Datalad branches vs. subsets for experiments

dmusicant · December 10, 2024, 10:21pm

Hi folks, new Datalad user here. I’d love to get a sense of how best to organize Datalad projects for our team.

Our setup is exceedingly common. We’ve got data, we’re building machine learning models on it, and we don’t know exactly where we’re going with it. We’re doing a lot of exploratory work, and trying lots of different kinds of models.

From reading the resources I can find online, I’m seeing multiple alternatives that are being suggested for tracking all of the wild ideas we’re going to implement.

Approach 1: Just use the basic sequential commit history. If you need to get back to an old experiment, checkout that version. This works, but is a little clunky because there isn’t necessarily anything sequential about some of our work. I might have three students each working on their own variation of the problem to see which one sticks, and so we would just arbitrarily order the commits.

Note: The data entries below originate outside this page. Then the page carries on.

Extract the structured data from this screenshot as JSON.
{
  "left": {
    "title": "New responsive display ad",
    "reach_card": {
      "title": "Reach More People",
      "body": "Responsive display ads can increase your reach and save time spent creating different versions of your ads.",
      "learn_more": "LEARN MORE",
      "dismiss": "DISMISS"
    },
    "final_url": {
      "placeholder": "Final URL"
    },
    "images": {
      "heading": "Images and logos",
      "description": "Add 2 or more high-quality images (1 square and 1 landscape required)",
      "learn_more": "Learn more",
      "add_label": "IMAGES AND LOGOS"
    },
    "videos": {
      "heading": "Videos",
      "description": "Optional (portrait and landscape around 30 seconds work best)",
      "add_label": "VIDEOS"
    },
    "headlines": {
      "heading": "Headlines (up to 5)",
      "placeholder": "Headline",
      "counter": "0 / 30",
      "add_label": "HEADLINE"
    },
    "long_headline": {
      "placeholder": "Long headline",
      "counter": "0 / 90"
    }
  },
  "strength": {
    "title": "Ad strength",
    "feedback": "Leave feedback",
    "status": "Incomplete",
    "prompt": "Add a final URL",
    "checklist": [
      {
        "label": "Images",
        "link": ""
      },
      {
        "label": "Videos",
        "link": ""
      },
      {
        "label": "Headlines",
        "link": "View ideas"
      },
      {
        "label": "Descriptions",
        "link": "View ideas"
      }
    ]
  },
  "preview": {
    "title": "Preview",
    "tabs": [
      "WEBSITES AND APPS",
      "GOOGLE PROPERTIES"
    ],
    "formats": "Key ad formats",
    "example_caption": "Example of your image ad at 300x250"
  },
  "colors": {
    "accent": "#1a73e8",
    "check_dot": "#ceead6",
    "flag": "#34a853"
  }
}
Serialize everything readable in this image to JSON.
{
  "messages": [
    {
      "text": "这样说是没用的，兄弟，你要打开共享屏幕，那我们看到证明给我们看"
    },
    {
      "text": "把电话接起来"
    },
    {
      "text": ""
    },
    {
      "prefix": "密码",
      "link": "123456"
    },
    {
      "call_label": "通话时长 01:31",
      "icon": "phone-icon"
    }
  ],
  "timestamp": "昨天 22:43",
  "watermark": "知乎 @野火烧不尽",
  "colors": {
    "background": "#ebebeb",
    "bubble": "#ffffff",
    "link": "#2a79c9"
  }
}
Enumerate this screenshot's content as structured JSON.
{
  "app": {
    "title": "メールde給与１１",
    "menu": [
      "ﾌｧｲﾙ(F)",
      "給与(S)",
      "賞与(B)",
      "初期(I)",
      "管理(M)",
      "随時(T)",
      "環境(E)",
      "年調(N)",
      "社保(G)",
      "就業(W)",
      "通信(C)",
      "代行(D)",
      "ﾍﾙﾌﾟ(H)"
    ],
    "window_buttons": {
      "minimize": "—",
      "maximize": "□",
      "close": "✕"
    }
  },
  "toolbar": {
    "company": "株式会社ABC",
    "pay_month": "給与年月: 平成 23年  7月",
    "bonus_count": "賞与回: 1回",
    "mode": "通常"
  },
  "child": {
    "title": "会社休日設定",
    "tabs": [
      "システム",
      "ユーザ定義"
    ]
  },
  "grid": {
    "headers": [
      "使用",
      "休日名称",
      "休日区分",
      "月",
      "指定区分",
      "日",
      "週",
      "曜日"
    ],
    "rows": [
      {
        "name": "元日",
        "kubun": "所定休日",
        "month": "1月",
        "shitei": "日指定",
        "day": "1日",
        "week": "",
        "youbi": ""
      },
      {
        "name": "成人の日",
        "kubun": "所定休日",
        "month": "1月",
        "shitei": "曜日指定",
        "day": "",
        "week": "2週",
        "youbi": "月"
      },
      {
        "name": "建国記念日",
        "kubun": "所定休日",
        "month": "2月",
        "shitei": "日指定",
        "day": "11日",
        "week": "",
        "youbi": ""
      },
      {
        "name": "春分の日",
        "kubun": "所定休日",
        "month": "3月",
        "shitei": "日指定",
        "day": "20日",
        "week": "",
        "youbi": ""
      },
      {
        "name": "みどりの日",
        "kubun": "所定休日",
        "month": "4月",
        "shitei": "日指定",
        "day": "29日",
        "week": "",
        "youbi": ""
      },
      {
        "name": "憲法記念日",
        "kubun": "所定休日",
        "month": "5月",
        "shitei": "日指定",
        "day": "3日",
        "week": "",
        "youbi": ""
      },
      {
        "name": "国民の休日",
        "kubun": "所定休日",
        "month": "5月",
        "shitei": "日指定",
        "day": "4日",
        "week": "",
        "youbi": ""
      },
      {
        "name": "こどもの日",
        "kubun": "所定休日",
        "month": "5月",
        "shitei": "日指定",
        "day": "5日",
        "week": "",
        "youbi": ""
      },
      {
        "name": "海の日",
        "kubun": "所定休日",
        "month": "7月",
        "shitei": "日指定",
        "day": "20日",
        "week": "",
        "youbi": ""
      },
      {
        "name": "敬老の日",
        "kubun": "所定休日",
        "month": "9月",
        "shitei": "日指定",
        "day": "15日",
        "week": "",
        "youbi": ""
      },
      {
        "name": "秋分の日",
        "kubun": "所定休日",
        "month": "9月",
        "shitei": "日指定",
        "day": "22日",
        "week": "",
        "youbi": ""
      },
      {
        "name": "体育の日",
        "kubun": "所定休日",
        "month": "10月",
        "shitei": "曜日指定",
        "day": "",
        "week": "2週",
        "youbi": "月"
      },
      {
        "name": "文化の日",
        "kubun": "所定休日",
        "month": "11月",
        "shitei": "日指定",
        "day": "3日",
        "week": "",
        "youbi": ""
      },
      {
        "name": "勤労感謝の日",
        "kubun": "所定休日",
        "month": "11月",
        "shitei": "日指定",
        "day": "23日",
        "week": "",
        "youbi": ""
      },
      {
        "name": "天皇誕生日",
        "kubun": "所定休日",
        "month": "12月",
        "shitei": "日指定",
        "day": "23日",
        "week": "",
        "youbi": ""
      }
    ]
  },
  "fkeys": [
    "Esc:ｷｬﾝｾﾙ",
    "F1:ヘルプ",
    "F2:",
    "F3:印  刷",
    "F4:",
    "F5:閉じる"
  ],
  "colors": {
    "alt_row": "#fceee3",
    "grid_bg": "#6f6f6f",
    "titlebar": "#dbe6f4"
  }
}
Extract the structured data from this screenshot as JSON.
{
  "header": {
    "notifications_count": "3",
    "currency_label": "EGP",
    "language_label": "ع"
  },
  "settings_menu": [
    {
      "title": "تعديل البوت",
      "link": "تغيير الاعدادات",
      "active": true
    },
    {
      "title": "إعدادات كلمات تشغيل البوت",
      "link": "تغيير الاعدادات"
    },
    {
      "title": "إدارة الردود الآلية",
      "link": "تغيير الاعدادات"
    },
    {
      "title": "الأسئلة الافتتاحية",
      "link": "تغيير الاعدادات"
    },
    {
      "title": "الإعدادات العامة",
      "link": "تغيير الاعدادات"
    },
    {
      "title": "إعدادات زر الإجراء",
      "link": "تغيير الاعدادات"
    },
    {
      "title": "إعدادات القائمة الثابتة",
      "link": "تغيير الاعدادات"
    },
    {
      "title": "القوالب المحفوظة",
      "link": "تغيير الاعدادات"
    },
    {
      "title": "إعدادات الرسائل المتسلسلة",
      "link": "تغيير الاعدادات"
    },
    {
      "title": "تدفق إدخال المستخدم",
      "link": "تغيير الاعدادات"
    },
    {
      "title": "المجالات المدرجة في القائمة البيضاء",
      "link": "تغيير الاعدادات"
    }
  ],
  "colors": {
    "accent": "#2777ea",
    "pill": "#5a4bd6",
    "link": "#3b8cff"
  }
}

Approach 2: Use a new branch for each alternative approach to solving the problem, as is recommended in the Handbook use case for reproducible ML analyses. This allows you to easily compare results across branches. This solves the ordering problem from Approach 1, though then one ends up with lots of dangling branches that never get merged back together. That’s ok, but as someone who is used to Git from a software development perspective, that’s a different mindset.

Approach 3: As described in the FAIRly big framework, use a new subdataset for each experiment. My understanding from the paper is that this helps to facilitate automating running multiple portions of the experiment in parallel, and merging them back together. That subdataset then lives on. This is loosely conceptually similar to Approach 2, but involves using subdatasets instead of branches. Again speaking as someone who has used Git for software development, this seems strange. A subdataset is another repo (well, a submodule), and one normally wouldn’t think about creating a collection of modules for experimental branches of code. I can see how this might be better for data provenance, but it does mean more work in teaching students how to create the datasets, manage them, potentially publish to Github, etc. Branches come for free, in some sense, once you’ve got the dataset created.

To put this all together, my question seems like it must be an FAQ. We’ve got lots of variations on our analysis that we’re trying. What are considered to be best practices for managing those in datalad? Branches, subdatasets, or other?

Thanks for the help, much appreciated.